Dynamite’s Masks is a beast of a series. Crossovers are a time-honored tradition of the comicbook industry, and in the modern age of unlikely team-ups and more cohesive universes, Dynamite decided it was high time for it’s classic heroes to meet each other. For writer Chris Roberson, this meant crafting a meeting that had significance beyond simply dismantling another organized crime ring or hunting down another serial killer. Featuring The Shadow, Green Hornet & Kato, The Spider, and Zorro in the same series meant bringing something monumental to the table that could feasibly make these heroes work together. So what’s a greater threat to the state than the some mafia family, crooked businessmen, or group of bank robbers? Why, the state itself.
Fascism is an excellent setting for a pulp action series such as this because it uproots the status quo our heroes have depended upon their entire careers. These heroes rely on their relationships with local authorities and the knowledge that the justice they serve is righteous. The nefarious Justice Party mirrors the worst characteristics of our real-life political machines that controlled major cities during the turn of the century: fascist rule that casts a submissive pall over the population, allowing the rich to subjugate the poor and weak.
The Justice Party’s Gestapo-like shock troopers convey this message of total control with their iron grip on the city’s population through fear tactics. People are asked to pay random taxes and are jailed if unable to pay on the spot, harsher restrictions are levied daily in the name of ‘security’ and ‘safety’, and the entire city lives in constant paranoid fear of it’s own government’s arbitrary ruthlessness. It is with nowhere else to turn that the protagonists of Masks must turn to one another. With corruption widespread at seemingly every level of the state government, no one of them could take on the Justice Party alone.
But a greater question remains: how exactly will these heroes take down the Justice Party at all? In the past, each of them have worked with the law on their side (for the most part), often through relationships with key individuals. Yet now, seemingly overnight, that fact has changed leaving all of them in desperate need of new ideas for how to battle something they’ve never faced before. At its core, Masks #3 is focused on understanding the current situation and how it can be fixed. Roberson’s inclusion of new, unnamed vigilantes is an excellent addition to Masks, one that gives it a more cohesive feel than if just the Fab Five were being used.
On an editorial level, Roberson asks the question, “If there are at least these five men with masks, why couldn’t there be more?” The Justice Party isn’t like the mafia, their actions aren’t hidden in the shadows, and their oppression is felt on a daily basis. It’s no wonder more individuals are coming out of the woodwork to fight against the injustice and make a change.
Though there are still a lot of fights, Masks is a story primarily about the war of ideals. These pulp heroes exist in an era that was rife with political corruption and governmental propaganda. The way citizens are detained for the smallest of suspicions isn’t dissimilar from the practices of McCarthyism, while the legal precedent for this new world order is being freshly inked as the Justice Party gains more and more influence. This political machine is such a formidable adversary because we don’t really know anything about its real goals. Sure, the party controls most the New York state government, but to what ends? We don’t know if there’s one mastermind behind the Justice Party, or if it’s a group of people. Beyond detaining large numbers of normally innocent civilians, there doesn’t seem to be a concrete reason for the totalitarian steps taken to ensure complete control, either.

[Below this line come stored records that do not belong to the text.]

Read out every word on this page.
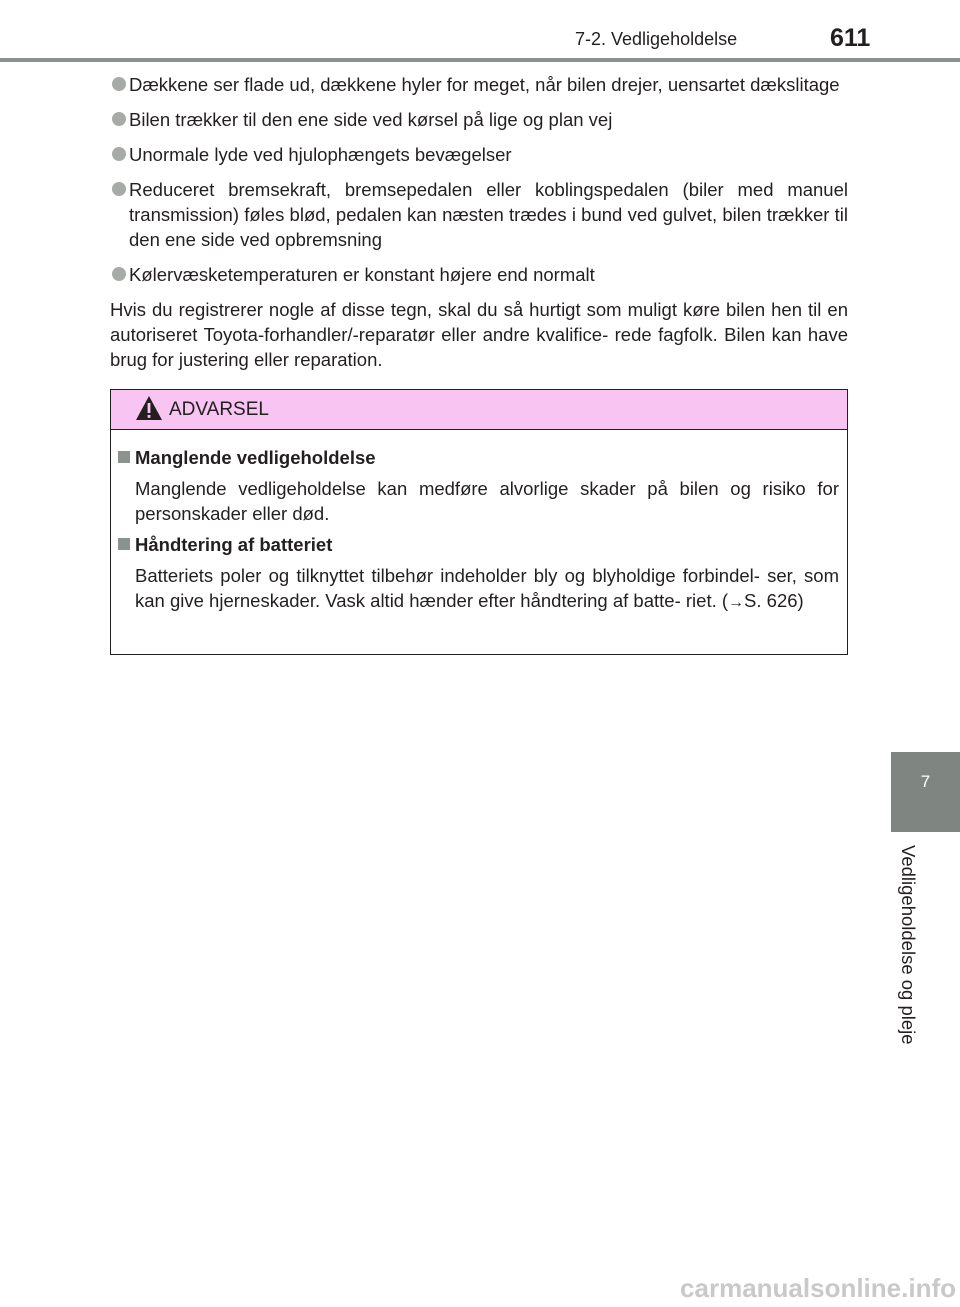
7-2. Vedligeholdelse	611
Dækkene ser flade ud, dækkene hyler for meget, når bilen drejer, uensartet dækslitage
Bilen trækker til den ene side ved kørsel på lige og plan vej
Unormale lyde ved hjulophængets bevægelser
Reduceret bremsekraft, bremsepedalen eller koblingspedalen (biler med manuel transmission) føles blød, pedalen kan næsten trædes i bund ved gulvet, bilen trækker til den ene side ved opbremsning
Kølervæsketemperaturen er konstant højere end normalt
Hvis du registrerer nogle af disse tegn, skal du så hurtigt som muligt køre bilen hen til en autoriseret Toyota-forhandler/-reparatør eller andre kvalifice- rede fagfolk. Bilen kan have brug for justering eller reparation.
ADVARSEL
Manglende vedligeholdelse
Manglende vedligeholdelse kan medføre alvorlige skader på bilen og risiko for personskader eller død.
Håndtering af batteriet
Batteriets poler og tilknyttet tilbehør indeholder bly og blyholdige forbindel- ser, som kan give hjerneskader. Vask altid hænder efter håndtering af batte- riet. (→S. 626)
7
Vedligeholdelse og pleje
carmanualsonline.info
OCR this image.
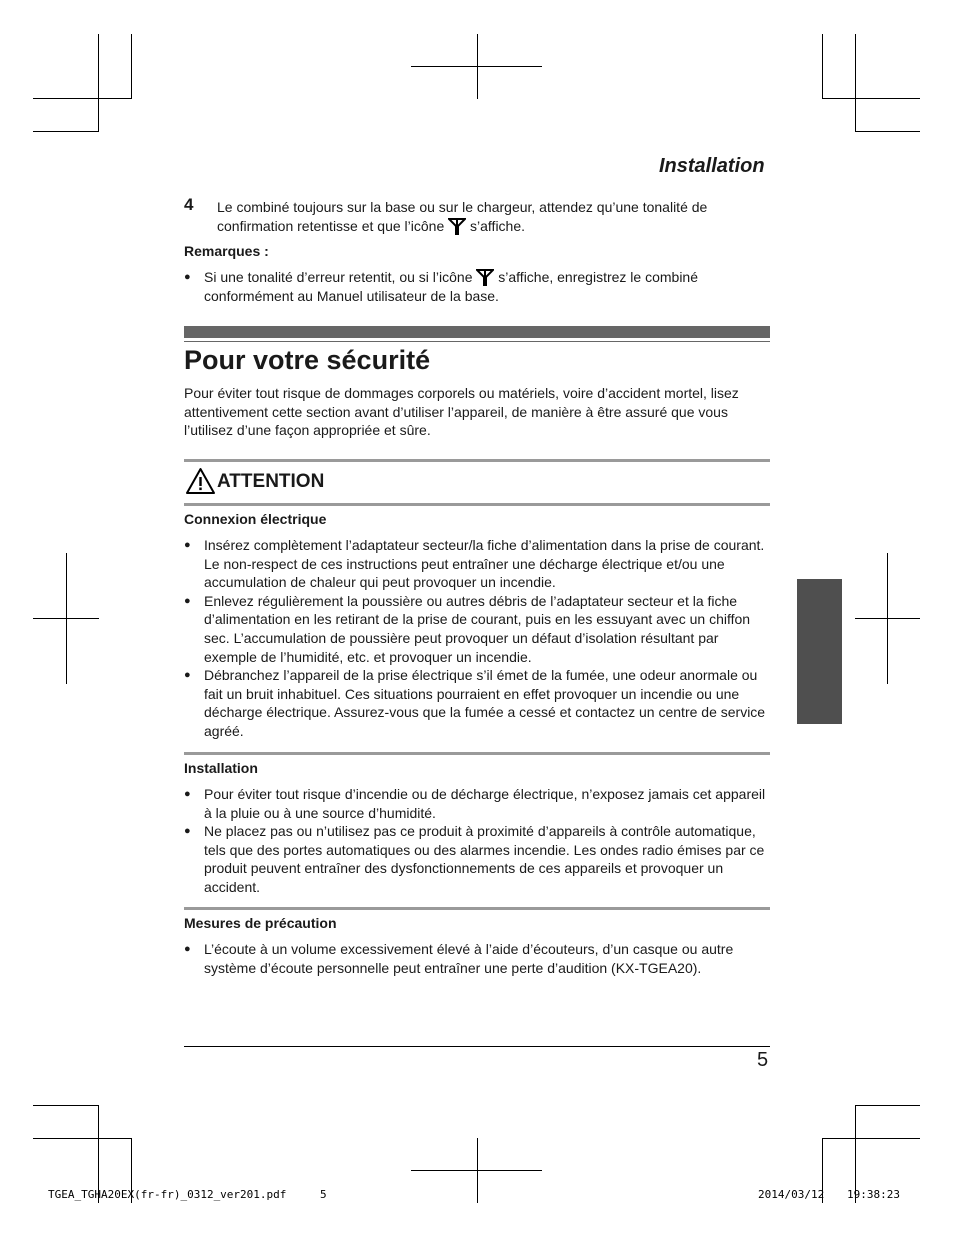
Installation
4 Le combiné toujours sur la base ou sur le chargeur, attendez qu’une tonalité de confirmation retentisse et que l’icône s’affiche.
Remarques :
● Si une tonalité d’erreur retentit, ou si l’icône s’affiche, enregistrez le combiné conformément au Manuel utilisateur de la base.
Pour votre sécurité
Pour éviter tout risque de dommages corporels ou matériels, voire d’accident mortel, lisez attentivement cette section avant d’utiliser l’appareil, de manière à être assuré que vous l’utilisez d’une façon appropriée et sûre.
ATTENTION
Connexion électrique
● Insérez complètement l’adaptateur secteur/la fiche d’alimentation dans la prise de courant. Le non-respect de ces instructions peut entraîner une décharge électrique et/ou une accumulation de chaleur qui peut provoquer un incendie.
● Enlevez régulièrement la poussière ou autres débris de l’adaptateur secteur et la fiche d’alimentation en les retirant de la prise de courant, puis en les essuyant avec un chiffon sec. L’accumulation de poussière peut provoquer un défaut d’isolation résultant par exemple de l’humidité, etc. et provoquer un incendie.
● Débranchez l’appareil de la prise électrique s’il émet de la fumée, une odeur anormale ou fait un bruit inhabituel. Ces situations pourraient en effet provoquer un incendie ou une décharge électrique. Assurez-vous que la fumée a cessé et contactez un centre de service agréé.
Installation
● Pour éviter tout risque d’incendie ou de décharge électrique, n’exposez jamais cet appareil à la pluie ou à une source d’humidité.
● Ne placez pas ou n’utilisez pas ce produit à proximité d’appareils à contrôle automatique, tels que des portes automatiques ou des alarmes incendie. Les ondes radio émises par ce produit peuvent entraîner des dysfonctionnements de ces appareils et provoquer un accident.
Mesures de précaution
● L’écoute à un volume excessivement élevé à l’aide d’écouteurs, d’un casque ou autre système d’écoute personnelle peut entraîner une perte d’audition (KX-TGEA20).
5
TGEA_TGHA20EX(fr-fr)_0312_ver201.pdf	5	2014/03/12 19:38:23
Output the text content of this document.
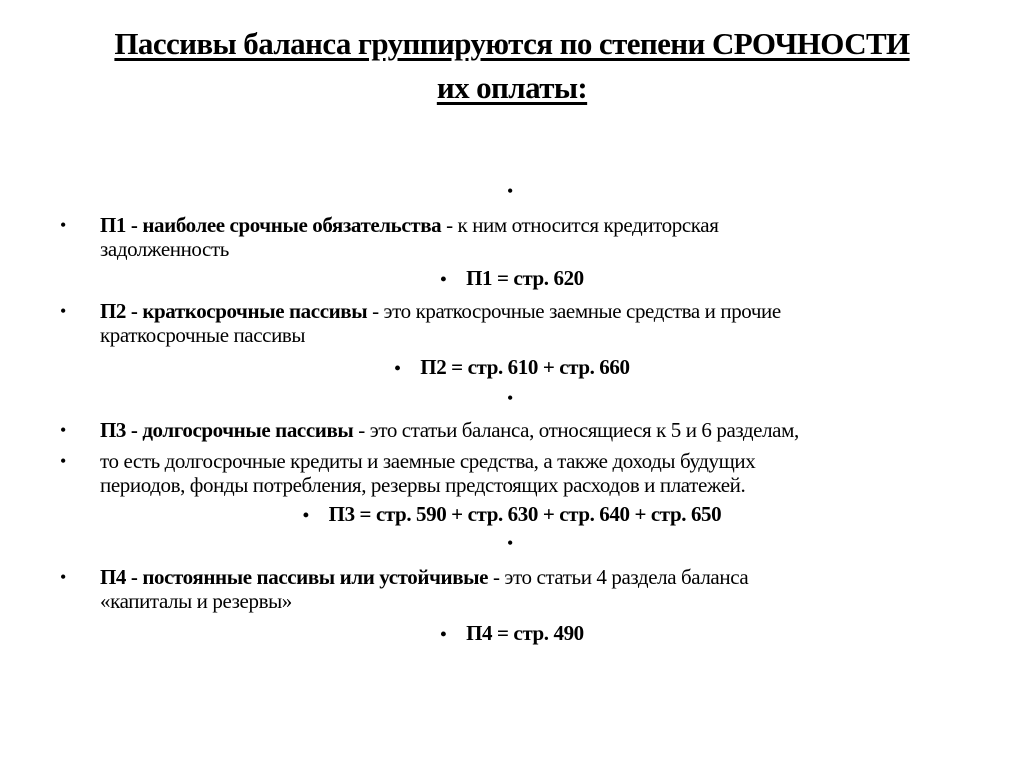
Пассивы баланса группируются по степени СРОЧНОСТИ
их оплаты:
•
• П1 - наиболее срочные обязательства - к ним относится кредиторская
задолженность
• П1 = стр. 620
• П2 - краткосрочные пассивы - это краткосрочные заемные средства и прочие
краткосрочные пассивы
• П2 = стр. 610 + стр. 660
•
• П3 - долгосрочные пассивы - это статьи баланса, относящиеся к 5 и 6 разделам,
• то есть долгосрочные кредиты и заемные средства, а также доходы будущих
периодов, фонды потребления, резервы предстоящих расходов и платежей.
• П3 = стр. 590 + стр. 630 + стр. 640 + стр. 650
•
• П4 - постоянные пассивы или устойчивые - это статьи 4 раздела баланса
«капиталы и резервы»
• П4 = стр. 490
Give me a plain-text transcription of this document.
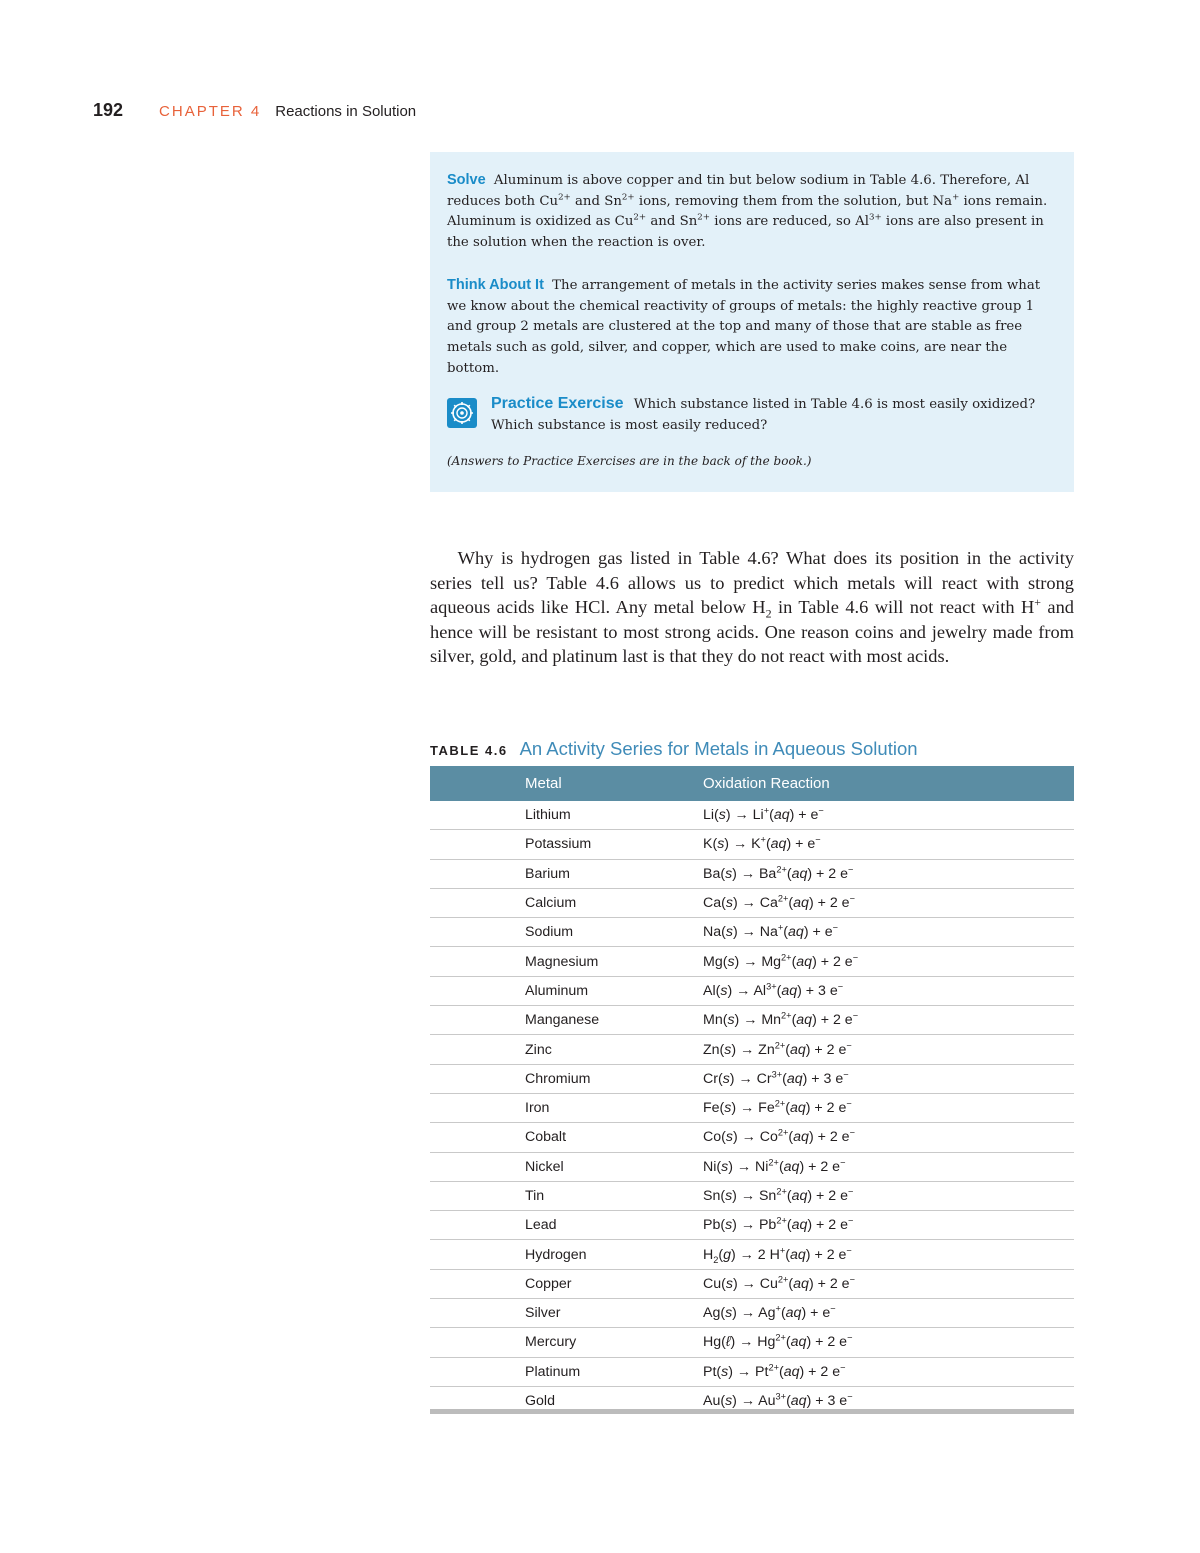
192 CHAPTER 4 Reactions in Solution

Solve Aluminum is above copper and tin but below sodium in Table 4.6. Therefore, Al reduces both $Cu^{2+}$ and $Sn^{2+}$ ions, removing them from the solution, but Na+ ions remain. Aluminum is oxidized as $Cu^{2+}$ and $Sn^{2+}$ ions are reduced, so $Al^{3+}$ ions are also present in the solution when the reaction is over.

Think About It The arrangement of metals in the activity series makes sense from what we know about the chemical reactivity of groups of metals: the highly reactive group 1 and group 2 metals are clustered at the top and many of those that are stable as free metals such as gold, silver, and copper, which are used to make coins, are near the bottom.

Practice Exercise Which substance listed in Table 4.6 is most easily oxidized? Which substance is most easily reduced?
(Answers to Practice Exercises are in the back of the book.)

  Why is hydrogen gas listed in Table 4.6? What does its position in the activity series tell us? Table 4.6 allows us to predict which metals will react with strong aqueous acids like HCl. Any metal below $H_2$ in Table 4.6 will not react with H+ and hence will be resistant to most strong acids. One reason coins and jewelry made from silver, gold, and platinum last is that they do not react with most acids.

TABLE 4.6 An Activity Series for Metals in Aqueous Solution
Metal	Oxidation Reaction
Lithium	Li(s) → Li+(aq) + e−
Potassium	K(s) → K+(aq) + e−
Barium	$Ba(s) \to Ba^{2+}(aq) + 2$ e−
Calcium	$Ca(s) \to Ca^{2+}(aq) + 2$ e−
Sodium	Na(s) → Na+(aq) + e−
Magnesium	$Mg(s) \to Mg^{2+}(aq) + 2$ e−
Aluminum	$Al(s) \to Al^{3+}(aq) + 3$ e−
Manganese	$Mn(s) \to Mn^{2+}(aq) + 2$ e−
Zinc	$Zn(s) \to Zn^{2+}(aq) + 2$ e−
Chromium	$Cr(s) \to Cr^{3+}(aq) + 3$ e−
Iron	$Fe(s) \to Fe^{2+}(aq) + 2$ e−
Cobalt	$Co(s) \to Co^{2+}(aq) + 2$ e−
Nickel	$Ni(s) \to Ni^{2+}(aq) + 2$ e−
Tin	$Sn(s) \to Sn^{2+}(aq) + 2$ e−
Lead	$Pb(s) \to Pb^{2+}(aq) + 2$ e−
Hydrogen	$H_2(g) \to 2$ H+(aq) + 2 e−
Copper	$Cu(s) \to Cu^{2+}(aq) + 2$ e−
Silver	Ag(s) → Ag+(aq) + e−
Mercury	Hg(ℓ) → $Hg^{2+}(aq) + 2$ e−
Platinum	$Pt(s) \to Pt^{2+}(aq) + 2$ e−
Gold	$Au(s) \to Au^{3+}(aq) + 3$ e−
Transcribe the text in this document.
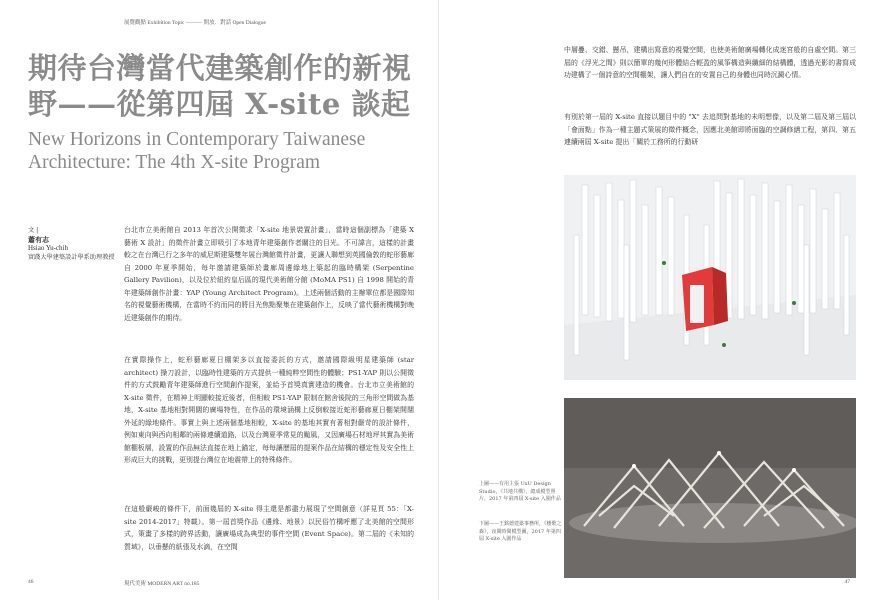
展覽觀點 Exhibition Topic ——— 開放．對話 Open Dialogue
期待台灣當代建築創作的新視野——從第四屆 X-site 談起
New Horizons in Contemporary Taiwanese Architecture: The 4th X-site Program
文 |
蕭有志
Hsiao Yu-chih
實踐大學建築設計學系助理教授

台北市立美術館自 2013 年首次公開徵求「X-site 地景裝置計畫」，當時這個副標為「建築 X 藝術 X 設計」的徵件計畫立即吸引了本地青年建築創作者關注的目光。不可諱言，這樣的計畫較之在台灣已行之多年的威尼斯建築雙年展台灣館徵件計畫，更讓人聯想到英國倫敦的蛇形藝廊自 2000 年夏季開始，每年邀請建築師於畫廊周邊綠地上築起的臨時構架 (Serpentine Gallery Pavilion)，以及位於紐約皇后區的現代美術館分館 (MoMA PS1) 自 1998 開始的青年建築師創作計畫：YAP (Young Architect Program)。上述兩個活動的主辦單位都是國際知名的視覺藝術機構，在當時不約而同的將目光焦點聚集在建築創作上，反映了當代藝術機構對晚近建築創作的期待。

在實際操作上，蛇形藝廊夏日棚架多以直接委託的方式，邀請國際級明星建築師 (star architect) 操刀設計，以臨時性建築的方式提供一種純粹空間性的體驗；PS1-YAP 則以公開徵件的方式鼓勵青年建築師進行空間創作提案，並給予首獎真實建造的機會。台北市立美術館的 X-site 徵件，在精神上明顯較接近後者，但相較 PS1-YAP 限制在館舍後院的三角形空間做為基地，X-site 基地相對開闊的廣場特性，在作品的環境涵構上反倒較接近蛇形藝廊夏日棚架開闊外延的綠地條件。事實上與上述兩個基地相較，X-site 的基地其實有著相對嚴苛的設計條件，例如東向與西向相鄰的兩條連續道路，以及台灣夏季常見的颱風，又因廣場石材地坪其實為美術館棚板層，設置的作品無法直接在地上錨定，每每讓歷屆的提案作品在結構的穩定性及安全性上形成巨大的挑戰，更別提台灣位在地震帶上的特殊條件。

在這般嚴峻的條件下，前面幾屆的 X-site 得主還是都盡力展現了空間創意（詳見頁 55：「X-site 2014-2017」特載）。第一屆首獎作品《邊緣、地景》以民俗竹構呼應了北美館的空間形式，策畫了多樣的跨界活動，讓廣場成為典型的事件空間 (Event Space)。第二屆的《未知的質域》，以垂懸的紙張及水滴，在空間

46	現代美術 MODERN ART no.185

中層疊、交錯、懸吊，建構出寫意的視覺空間，也使美術館廣場轉化成迷宮般的自處空間。第三屆的《浮光之間》則以簡單的幾何形體結合輕盈的風筝構造與纖細的結構體，透過光影的書寫成功建構了一個詩意的空間棚架，讓人們自在的安置自己的身體也同時沉澱心情。

有別於第一屆的 X-site 直接以題目中的 "X" 去追問對基地的未明想像，以及第二屆及第三屆以「會面點」作為一種主題式策展的徵件概念，因應北美館即將面臨的空調修繕工程，第四、第五連續兩屆 X-site 提出「關於工務所的行動研

上圖——有用主張 UxU Design Studio，《共地共構》，總成模型照片，2017 年第四屆 X-site 入圍作品
下圖——王銘德建築事務所，《棲歌之森》，夜間時間模型圖，2017 年第四屆 X-site 入圍作品
47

My only real complaint about an otherwise fantastic issue is that it falls prey to ‘filler issue syndrome’, wherein the middle issues of a limited series are decompressed more than the beginning and ending issues to draw readers into the story at a certain pace. While multiple read-throughs yield more understanding about which pieces are moving where, most readers don’t incessantly analyze their weekly books, so many of the nuances and subtle plot nods Roberson plants could be lost on the casual reader looking for a more straightforward pulp adventure.
The final pages of Masks #3 brings some insight to the Justice Party’s intentions that raises a whole new set of questions for the series going forward because the Party’s actions could have, up to now, been chalked up to pure financial gain. The end of Masks #3 confirms that this corruption is a lot more complicated than any of our heroes could have anticipated. The Justice Party is not something than can be punched, or tasered, or shot—this is an enemy that defies all previous conventions and is eating society from within, and there are still five issues left.